You may have heard me talk about the importance of SPF, but why is it so important?
We're deep into the throes of summer and with all the pool parties, gardening, sports, and the excessive amounts of time spent outdoors, of course, we should be wearing SPF. Did you know that even when you don't go outside, the sun's penetrating rays can affect your skin through windows?
Unless you're a vampire, you should be keeping your SPF close, as it's literally the most important part of your skincare routine. In fact, maybe we'd see more vampires if they were wearing a hefty amount of that magical SPF. Speaking of vampires, they always look so youthful, don't you think? Well, without the harmful effects of the sun on their skin, it's really no surprise.
Even when you don't go outside, the sun's penetrating rays can affect your skin through windows.
In all seriousness, sunshine for the rest of the living breaks down collagen and elastin, which are the natural fibers that keep the skin from sagging. Our skin reaches its peak performance around the age of 18, and after that, it's an uphill battle from there. It's important that we apply an SPF daily in order to prevent extra deterioration.
Not all skin types react the same way
Sun damage can also lead to hyperpigmentation of the skin, which can also result in different forms of skin cancer. Nobody is born with freckles, and some Fitzpatrick types are more prone to the damaging rays of the sun. Your Fitz type is based on your genetics and the amount of activated melanin in the skin. Melanin is what gives your skin color, and we are all born with the same amount of melanin. Different genetics produce either more or less activated melanin. Those born with more activated melanin tend to have higher resilience to sun damage, but when they burn, they burn BAD. This is why SPF is appropriate for everyone.

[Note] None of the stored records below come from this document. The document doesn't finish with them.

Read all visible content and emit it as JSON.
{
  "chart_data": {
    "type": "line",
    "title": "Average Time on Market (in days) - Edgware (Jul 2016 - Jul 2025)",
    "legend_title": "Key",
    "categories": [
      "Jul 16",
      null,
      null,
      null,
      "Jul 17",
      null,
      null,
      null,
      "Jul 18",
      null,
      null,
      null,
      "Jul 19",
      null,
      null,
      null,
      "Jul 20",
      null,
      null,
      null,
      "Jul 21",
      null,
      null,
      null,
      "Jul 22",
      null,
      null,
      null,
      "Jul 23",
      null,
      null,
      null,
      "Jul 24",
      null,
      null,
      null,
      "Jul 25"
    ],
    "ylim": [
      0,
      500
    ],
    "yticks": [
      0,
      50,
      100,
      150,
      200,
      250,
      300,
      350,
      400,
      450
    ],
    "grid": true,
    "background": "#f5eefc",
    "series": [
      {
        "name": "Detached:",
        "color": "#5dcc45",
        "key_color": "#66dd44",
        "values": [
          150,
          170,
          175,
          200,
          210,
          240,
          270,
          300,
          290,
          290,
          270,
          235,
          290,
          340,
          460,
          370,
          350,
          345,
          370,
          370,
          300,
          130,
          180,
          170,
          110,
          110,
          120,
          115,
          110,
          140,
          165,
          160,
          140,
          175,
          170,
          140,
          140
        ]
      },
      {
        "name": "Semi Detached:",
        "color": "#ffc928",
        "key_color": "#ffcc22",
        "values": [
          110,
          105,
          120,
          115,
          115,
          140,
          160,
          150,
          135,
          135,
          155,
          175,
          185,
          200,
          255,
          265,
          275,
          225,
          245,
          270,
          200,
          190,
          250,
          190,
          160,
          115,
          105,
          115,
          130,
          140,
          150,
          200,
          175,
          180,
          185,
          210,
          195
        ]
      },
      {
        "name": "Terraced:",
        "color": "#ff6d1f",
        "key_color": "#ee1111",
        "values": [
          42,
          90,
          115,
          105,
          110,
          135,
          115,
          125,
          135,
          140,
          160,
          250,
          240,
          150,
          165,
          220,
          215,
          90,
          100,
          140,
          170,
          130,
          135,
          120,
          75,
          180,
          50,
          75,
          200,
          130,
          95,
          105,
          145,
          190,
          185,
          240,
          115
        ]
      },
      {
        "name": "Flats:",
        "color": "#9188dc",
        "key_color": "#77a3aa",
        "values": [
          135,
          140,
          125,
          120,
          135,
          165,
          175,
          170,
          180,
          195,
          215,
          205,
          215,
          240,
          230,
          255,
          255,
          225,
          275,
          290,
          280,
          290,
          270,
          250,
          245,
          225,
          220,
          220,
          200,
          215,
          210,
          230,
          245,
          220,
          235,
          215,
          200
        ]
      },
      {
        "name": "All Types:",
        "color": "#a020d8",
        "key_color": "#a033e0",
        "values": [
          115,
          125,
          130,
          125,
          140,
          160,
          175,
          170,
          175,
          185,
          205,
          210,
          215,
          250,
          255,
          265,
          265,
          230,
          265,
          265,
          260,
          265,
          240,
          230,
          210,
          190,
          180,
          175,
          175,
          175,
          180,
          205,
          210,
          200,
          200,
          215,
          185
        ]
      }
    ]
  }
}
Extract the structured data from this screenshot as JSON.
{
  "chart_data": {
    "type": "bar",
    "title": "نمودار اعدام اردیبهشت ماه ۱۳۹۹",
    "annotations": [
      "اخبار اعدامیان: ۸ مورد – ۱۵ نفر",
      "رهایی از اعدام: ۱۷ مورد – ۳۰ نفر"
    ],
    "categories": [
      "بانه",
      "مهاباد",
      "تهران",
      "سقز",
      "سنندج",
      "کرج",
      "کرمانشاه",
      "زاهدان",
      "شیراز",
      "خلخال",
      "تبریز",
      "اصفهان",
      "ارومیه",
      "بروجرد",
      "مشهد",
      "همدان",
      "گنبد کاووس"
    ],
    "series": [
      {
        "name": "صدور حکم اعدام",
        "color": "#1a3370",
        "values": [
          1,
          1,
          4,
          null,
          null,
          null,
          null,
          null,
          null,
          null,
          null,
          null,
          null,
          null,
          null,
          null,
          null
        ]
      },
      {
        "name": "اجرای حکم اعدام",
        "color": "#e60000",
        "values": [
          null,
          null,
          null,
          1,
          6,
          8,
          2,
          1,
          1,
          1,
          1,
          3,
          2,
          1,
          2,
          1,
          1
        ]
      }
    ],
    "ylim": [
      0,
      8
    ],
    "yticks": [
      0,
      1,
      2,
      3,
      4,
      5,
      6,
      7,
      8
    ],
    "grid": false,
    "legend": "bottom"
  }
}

Just because you didn't burn, doesn't mean damage wasn't done
The sun produces different rays, A and B. The A rays are the longer aging rays that reach into the deeper layers of the skin and cause you to see the effects of your sun damage later on. The B rays are the shorter burning rays that cause a more immediate result. We see a sunburn or our body's sun defense mechanism of melanin called to the surface in the form of hyperpigmentation. Visible hyperpigmentation is located in the epidermis, which is the top layer of the skin.
Your makeup is not your SPF, mmmmk
You would generally have to apply 6-7 times a normal amount of foundation to achieve the amount of SPF they claim to have. I truly love that makeup is trying to be more beneficial to your skin in this day and age, but you still need to use a separate SPF.
So many numbers!
You've most likely noticed that different SPFs have different numbers of protection - 15, 32, 50, etc. This is the level of protection and there's really not a great deal of difference. SPF 15 will block about 93% of the sun's harmful rays, while jumping to SPF 50 blocks 98%.
So you've had that bottle for 3 years...
Remember, SPFs will expire. Generally, all your products should expire after being open for a year. SPFs are no different, and for the most part, they will lose their promised amount of protection by a couple of points after they expire. At least they're usually not completely useless, but there's no excuse for not using up a normal-sized bottle of SPF within about 3-6 months, unless you bought one you didn't love and replaced it with another to use.
That SPF feeling a bit heavy?
There are also chemical and physical SPF protectants. Chemical penetrates into the skin, while physical sits on top. Chemical SPFs can feel less heavy and absorb the sun's rays. Physical SPFs block the rays from penetrating. I have also seen really great SPFs with a mixture of both chemical and physical protectants.
Which type of SPF is best for you depends on your skin type and concerns. If you don't know which would be best for you, ask your skin care specialist. They can give you great options for the types that may be most effective for you, without causing breakouts or other issues.